NIMCET 2007 — Mathematics PYQ

Step 1: Set up the equations using A.P. properties

• Since the $m^{\text{th}}$ term of the H.P. is $n$, the $m^{\text{th}}$ term of the corresponding A.P. is $\frac{1}{n}$:

  $$a+(m-1)d=\frac{1}{n}\text{— (Equation 1)}$$

• Since the $n^{\text{th}}$ term of the H.P. is $m$, the $n^{\text{th}}$ term of the corresponding A.P. is $\frac{1}{m}$:

  $$a+(n-1)d=\frac{1}{m}\text{— (Equation 2)}$$

Step 2: Solve for the common difference ($d$)

Subtract Equation 2 from Equation 1 to eliminate $a$:

$$[a+(m-1)d]-[a+(n-1)d]=\frac{1}{n}-\frac{1}{m}$$

$$(m-1-n+1)d=\frac{m-n}{mn}$$

$$(m-n)d=\frac{m-n}{mn}$$

Dividing both sides by $(m-n)$:

$$d=\frac{1}{mn}$$

Step 3: Solve for the first term ($a$)

Substitute the value of $d$ back into Equation 1:

$$a+(m-1)\left(\frac{1}{mn}\right)=\frac{1}{n}$$

$$a+\frac{m}{mn}-\frac{1}{mn}=\frac{1}{n}$$

$$a+\frac{1}{n}-\frac{1}{mn}=\frac{1}{n}$$

Subtract $\frac{1}{n}$ from both sides:

$$a=\frac{1}{mn}$$

Step 4: Find the $(m+n{)}^{\text{th}}$ term of the H.P.

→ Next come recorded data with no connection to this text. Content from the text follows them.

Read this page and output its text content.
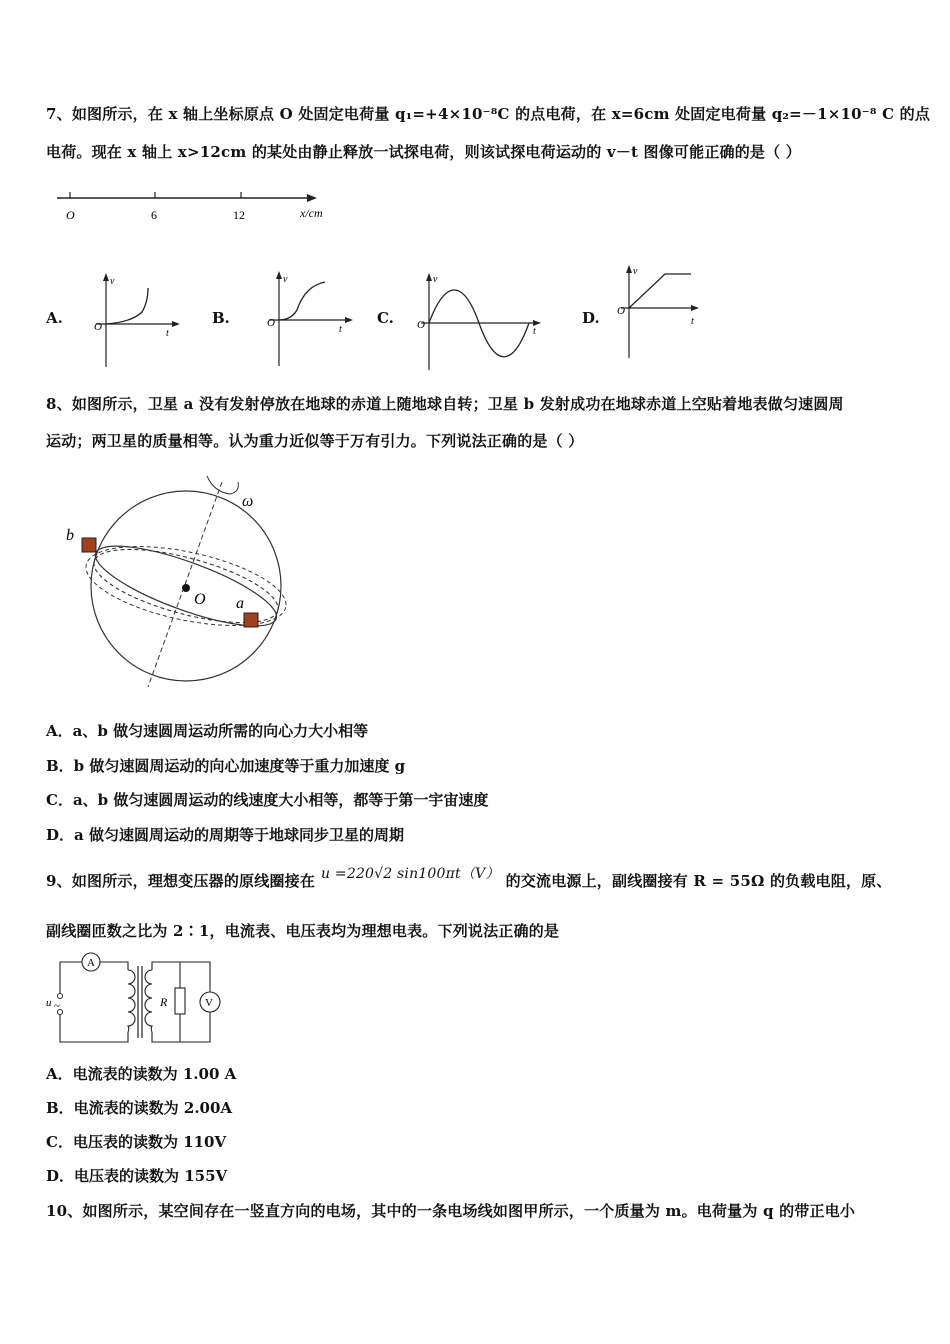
7、如图所示，在 x 轴上坐标原点 O 处固定电荷量 q₁=+4×10⁻⁸C 的点电荷，在 x=6cm 处固定电荷量 q₂=－1×10⁻⁸ C 的点
电荷。现在 x 轴上 x>12cm 的某处由静止释放一试探电荷，则该试探电荷运动的 v－t 图像可能正确的是（ ）
O	6	12	x/cm
A.
v
O
t
B.
v
O
t
C.
v
O
t
D.
v
O
t
8、如图所示，卫星 a 没有发射停放在地球的赤道上随地球自转；卫星 b 发射成功在地球赤道上空贴着地表做匀速圆周
运动；两卫星的质量相等。认为重力近似等于万有引力。下列说法正确的是（ ）
b
O a
ω
A．a、b 做匀速圆周运动所需的向心力大小相等
B．b 做匀速圆周运动的向心加速度等于重力加速度 g
C．a、b 做匀速圆周运动的线速度大小相等，都等于第一宇宙速度
D．a 做匀速圆周运动的周期等于地球同步卫星的周期
9、如图所示，理想变压器的原线圈接在 u =220√2 sin100πt（V） 的交流电源上，副线圈接有 R = 55Ω 的负载电阻，原、
副线圈匝数之比为 2∶1，电流表、电压表均为理想电表。下列说法正确的是
A
u ~	R	V
A．电流表的读数为 1.00 A
B．电流表的读数为 2.00A
C．电压表的读数为 110V
D．电压表的读数为 155V
10、如图所示，某空间存在一竖直方向的电场，其中的一条电场线如图甲所示，一个质量为 m。电荷量为 q 的带正电小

First, let us find the $(m+n{)}^{\text{th}}$ term of the corresponding A.P. ($T_{m+n}$):

$$T_{m+n}=a+(m+n-1)d$$

Substitute the values of $a$ and $d$:

$$T_{m+n}=\frac{1}{mn}+(m+n-1)\left(\frac{1}{mn}\right)$$

$$T_{m+n}=\frac{1+m+n-1}{mn}$$

$$T_{m+n}=\frac{m+n}{mn}$$

Since the terms of an H.P. are the reciprocals of the terms of its corresponding A.P., the $(m+n{)}^{\text{th}}$ term of the H.P. is:

$${\text{Term}}_{\text{H.P.}}=\frac{1}{T_{m+n}}=\frac{mn}{m+n}$$

Correct Answer

The correct option is (a) $\frac{mn}{m+n}$.